4. Amandeep Singh Bhatia & Ors Vs. Vitol S.A. & Anr
Company Appeal (At)(Insolvency) No.502 Of 2018
Brief of the descision:
As per the section 66 provision, after the investigation if any report is filed against the Ex-
Director it will always open to the Adjudicating Authority to pass appropriate order under
Section 66 read with Section 67 of the I&B Code.
In view of provisions aforesaid, it cannot be stated that the Adjudicating Authority is not
empowered to direct the ex-Directors not to leave the country without prior permission of
the Adjudicating Authority.
The Adjudicating Authority has not stayed the movement of the appellants, but has only
observed that if they intend to leave the country should take the permission of
the Adjudicating Authority.

5. Jagmohan Bajaj Vs.
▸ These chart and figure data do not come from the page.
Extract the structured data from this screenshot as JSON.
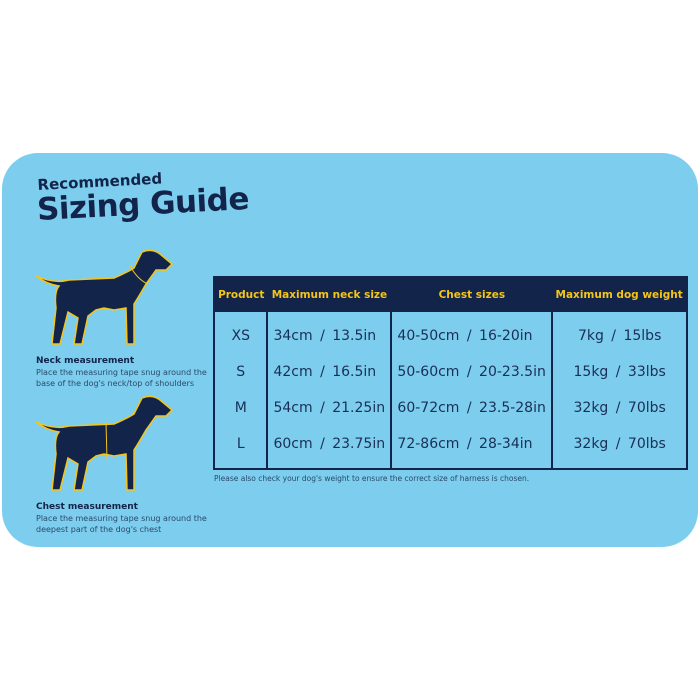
{
  "title": {
    "line1": "Recommended",
    "line2": "Sizing Guide"
  },
  "colors": {
    "background": "#7dcdee",
    "navy": "#12244a",
    "accent": "#f5c518"
  },
  "neck": {
    "heading": "Neck measurement",
    "text": "Place the measuring tape snug around the base of the dog's neck/top of shoulders"
  },
  "chest": {
    "heading": "Chest measurement",
    "text": "Place the measuring tape snug around the deepest part of the dog's chest"
  },
  "table": {
    "headers": [
      "Product",
      "Maximum neck size",
      "Chest sizes",
      "Maximum dog weight"
    ],
    "rows": [
      [
        "XS",
        "34cm / 13.5in",
        "40-50cm / 16-20in",
        "7kg / 15lbs"
      ],
      [
        "S",
        "42cm / 16.5in",
        "50-60cm / 20-23.5in",
        "15kg / 33lbs"
      ],
      [
        "M",
        "54cm / 21.25in",
        "60-72cm / 23.5-28in",
        "32kg / 70lbs"
      ],
      [
        "L",
        "60cm / 23.75in",
        "72-86cm / 28-34in",
        "32kg / 70lbs"
      ]
    ]
  },
  "note": "Please also check your dog's weight to ensure the correct size of harness is chosen."
}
Shivam Fragrances Private Limited


Company Appeal (AT) (Insolvency) No. 428 of 2018
Ratio of the decision:
Internal dispute of Directors of Corporate Debtor and pendency of application under Section
241 and 242 of Companies Act, 2013 before NCLT, New Delhi Bench for adjudication
does not construed a valid defense to triggering of Insolvency Resolution Process.
Triggering of Insolvency Resolution Process cannot be defeated by taking resort to pendency
of internal dispute between Directors of Corporate Debtor on allegations of oppression and
mismanagement.
The statutory right of a Financial Creditor satisfying the requirements of Section 7 of the I&B
Code to trigger Insolvency Resolution Process cannot be made subservient to adjudication of
an application under Section 241 and 242 of the Companies Act, 2013.